According to the Census Bureau, 56% of surviving spouses over age 65 are women. When it comes to estate planning for the surviving spouse, you can use your trust to give them extra protection.
Some couples prefer the simplicity of having everything go to the surviving spouse outright. If that is your preference, and you have an older trust, it is worth having it reviewed. The default option not that long ago was to set everyone up with an “A-B” trust, splitting the trust in two at the death of the first spouse. The estate tax reason for doing that has disappeared, leaving you free to update the trust to simplify things for your surviving spouse. But before you pick up the phone to make that change, read on.
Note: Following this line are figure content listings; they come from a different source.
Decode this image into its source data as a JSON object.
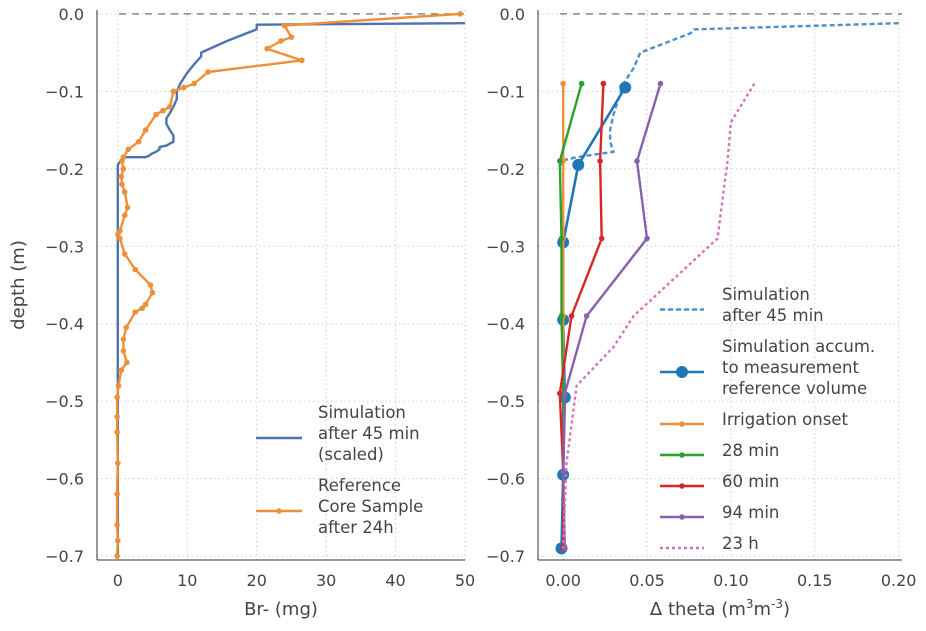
{
  "chart_data": [
    {
      "type": "line",
      "xlabel": "Br- (mg)",
      "ylabel": "depth (m)",
      "xlim": [
        -3,
        50
      ],
      "ylim": [
        -0.705,
        0.005
      ],
      "xticks": [
        0,
        10,
        20,
        30,
        40,
        50
      ],
      "xtick_labels": [
        "0",
        "10",
        "20",
        "30",
        "40",
        "50"
      ],
      "yticks": [
        0.0,
        -0.1,
        -0.2,
        -0.3,
        -0.4,
        -0.5,
        -0.6,
        -0.7
      ],
      "ytick_labels": [
        "0.0",
        "−0.1",
        "−0.2",
        "−0.3",
        "−0.4",
        "−0.5",
        "−0.6",
        "−0.7"
      ],
      "grid": true,
      "legend_position": "lower-right",
      "reference_line_y": 0,
      "series": [
        {
          "name": "Simulation after 45 min (scaled)",
          "legend_lines": [
            "Simulation",
            "after 45 min",
            "(scaled)"
          ],
          "color": "#4c72b0",
          "style": "solid",
          "marker": "none",
          "x": [
            50,
            20,
            20,
            18,
            16,
            14,
            12,
            12,
            11,
            10,
            9,
            8.5,
            8.5,
            8,
            7.5,
            7,
            7,
            7.5,
            8,
            8,
            7,
            6,
            6,
            5.5,
            5,
            4.5,
            4,
            3,
            2,
            1,
            0.5,
            0,
            0,
            0,
            0,
            0,
            0,
            0,
            0,
            0,
            0
          ],
          "y": [
            -0.012,
            -0.014,
            -0.02,
            -0.027,
            -0.034,
            -0.042,
            -0.05,
            -0.055,
            -0.065,
            -0.076,
            -0.09,
            -0.1,
            -0.11,
            -0.12,
            -0.128,
            -0.135,
            -0.142,
            -0.15,
            -0.157,
            -0.165,
            -0.17,
            -0.172,
            -0.175,
            -0.178,
            -0.18,
            -0.183,
            -0.185,
            -0.185,
            -0.185,
            -0.185,
            -0.188,
            -0.195,
            -0.2,
            -0.25,
            -0.3,
            -0.35,
            -0.4,
            -0.45,
            -0.47,
            -0.5,
            -0.7
          ]
        },
        {
          "name": "Reference Core Sample after 24h",
          "legend_lines": [
            "Reference",
            "Core Sample",
            "after 24h"
          ],
          "color": "#ee8f3a",
          "style": "solid",
          "marker": "dot",
          "x": [
            49.3,
            24,
            25,
            23.5,
            21.5,
            26.5,
            13,
            11,
            9.5,
            8,
            7.5,
            6.5,
            5.5,
            4,
            3,
            1.5,
            0.8,
            0.6,
            0.8,
            0.5,
            0.6,
            1,
            1.4,
            1,
            0.3,
            0,
            0.3,
            1,
            2.5,
            4.7,
            5,
            4,
            3.5,
            2.5,
            1.2,
            0.8,
            0.8,
            1.3,
            0.5,
            0.1,
            -0.1,
            -0.1,
            -0.1,
            0,
            -0.1,
            -0.1,
            0,
            -0.1
          ],
          "y": [
            0.0,
            -0.015,
            -0.03,
            -0.035,
            -0.045,
            -0.06,
            -0.075,
            -0.09,
            -0.095,
            -0.1,
            -0.12,
            -0.125,
            -0.13,
            -0.15,
            -0.165,
            -0.175,
            -0.185,
            -0.19,
            -0.2,
            -0.21,
            -0.22,
            -0.23,
            -0.25,
            -0.26,
            -0.28,
            -0.285,
            -0.29,
            -0.31,
            -0.33,
            -0.35,
            -0.36,
            -0.375,
            -0.38,
            -0.385,
            -0.405,
            -0.42,
            -0.435,
            -0.45,
            -0.46,
            -0.48,
            -0.495,
            -0.52,
            -0.54,
            -0.58,
            -0.62,
            -0.66,
            -0.68,
            -0.7
          ]
        }
      ]
    },
    {
      "type": "line",
      "xlabel": "Δ theta (m3 m-3)",
      "xlabel_parts": {
        "pre": "Δ theta (m",
        "sup1": "3",
        "mid": "m",
        "sup2": "-3",
        "post": ")"
      },
      "ylabel": "",
      "xlim": [
        -0.015,
        0.202
      ],
      "ylim": [
        -0.705,
        0.005
      ],
      "xticks": [
        0.0,
        0.05,
        0.1,
        0.15,
        0.2
      ],
      "xtick_labels": [
        "0.00",
        "0.05",
        "0.10",
        "0.15",
        "0.20"
      ],
      "yticks": [
        0.0,
        -0.1,
        -0.2,
        -0.3,
        -0.4,
        -0.5,
        -0.6,
        -0.7
      ],
      "ytick_labels": [
        "0.0",
        "−0.1",
        "−0.2",
        "−0.3",
        "−0.4",
        "−0.5",
        "−0.6",
        "−0.7"
      ],
      "grid": true,
      "legend_position": "lower-right",
      "reference_line_y": 0,
      "series": [
        {
          "name": "Simulation after 45 min",
          "legend_lines": [
            "Simulation",
            "after 45 min"
          ],
          "color": "#4c8fcf",
          "style": "dashed",
          "marker": "none",
          "x": [
            0.2,
            0.078,
            0.076,
            0.046,
            0.042,
            0.036,
            0.033,
            0.03,
            0.028,
            0.028,
            0.03,
            0.008,
            -0.002,
            0
          ],
          "y": [
            -0.012,
            -0.02,
            -0.025,
            -0.05,
            -0.07,
            -0.09,
            -0.11,
            -0.13,
            -0.15,
            -0.165,
            -0.178,
            -0.185,
            -0.19,
            -0.2
          ]
        },
        {
          "name": "Simulation accum. to measurement reference volume",
          "legend_lines": [
            "Simulation accum.",
            "to measurement",
            "reference volume"
          ],
          "color": "#1f78b4",
          "style": "solid",
          "marker": "big-dot",
          "x": [
            0.037,
            0.009,
            0.0,
            0.0,
            0.001,
            0.0,
            -0.001
          ],
          "y": [
            -0.095,
            -0.195,
            -0.295,
            -0.395,
            -0.495,
            -0.595,
            -0.69
          ]
        },
        {
          "name": "Irrigation onset",
          "legend_lines": [
            "Irrigation onset"
          ],
          "color": "#ee8f3a",
          "style": "solid",
          "marker": "dot",
          "x": [
            0.0,
            0.0,
            0.0,
            0.0,
            0.0,
            0.0,
            0.0
          ],
          "y": [
            -0.09,
            -0.19,
            -0.29,
            -0.39,
            -0.49,
            -0.59,
            -0.69
          ]
        },
        {
          "name": "28 min",
          "legend_lines": [
            "28 min"
          ],
          "color": "#2ca02c",
          "style": "solid",
          "marker": "dot",
          "x": [
            0.011,
            -0.002,
            -0.001,
            -0.001,
            0.0,
            0.0,
            0.0
          ],
          "y": [
            -0.09,
            -0.19,
            -0.29,
            -0.39,
            -0.49,
            -0.59,
            -0.69
          ]
        },
        {
          "name": "60 min",
          "legend_lines": [
            "60 min"
          ],
          "color": "#d62728",
          "style": "solid",
          "marker": "dot",
          "x": [
            0.024,
            0.022,
            0.023,
            0.005,
            -0.002,
            0.0,
            0.0
          ],
          "y": [
            -0.09,
            -0.19,
            -0.29,
            -0.39,
            -0.49,
            -0.59,
            -0.69
          ]
        },
        {
          "name": "94 min",
          "legend_lines": [
            "94 min"
          ],
          "color": "#8860b0",
          "style": "solid",
          "marker": "dot",
          "x": [
            0.058,
            0.044,
            0.05,
            0.014,
            0.001,
            0.0,
            0.001
          ],
          "y": [
            -0.09,
            -0.19,
            -0.29,
            -0.39,
            -0.49,
            -0.59,
            -0.69
          ]
        },
        {
          "name": "23 h",
          "legend_lines": [
            "23 h"
          ],
          "color": "#d673b8",
          "style": "dotted",
          "marker": "none",
          "x": [
            0.114,
            0.1,
            0.098,
            0.092,
            0.042,
            0.03,
            0.008,
            0.002,
            0.0
          ],
          "y": [
            -0.09,
            -0.14,
            -0.19,
            -0.29,
            -0.39,
            -0.43,
            -0.48,
            -0.58,
            -0.69
          ]
        }
      ]
    }
  ]
}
Surviving Spouse’s Protection Trust
The trouble with the simple direct option is that if your surviving spouse can do anything she wants with the money, so can all her creditors and predators. So instead, we put the deceased spouse's part of the estate into a separate irrevocable trust.
With a separate trust, you can include a co-trustee. The co-trustee is there as a safeguard against creditors trying to reach the money. But what happens when mom is ready to buy a new car, and the co-trustee says, “no”? Mom gets to say two important words to the co-trustee, “You’re fired” and go find a new co-trustee.
The co-trustee gets to act as the “bad guy” and say no to all the creditors and predators that are trying to reach mom’s money.
Protecting the Kids Too
If mom finds a new special guy, the Protection Trust can be set up to protect that portion of the estate for the couple’s children. For example, the trust can expand the definition of “remarriage” to include spending the night with someone. Following that the trust can be set up to protect the principle for the duration of the relationship, or end that portion of the trust, and distribute the balance to the children.
Families have different goals and priorities, and as the options above illustrate, not everyone will want the same thing for their family situation. It’s important to know what kind of plan you have, and have a conversation with your attorney about what your goals for the future look like.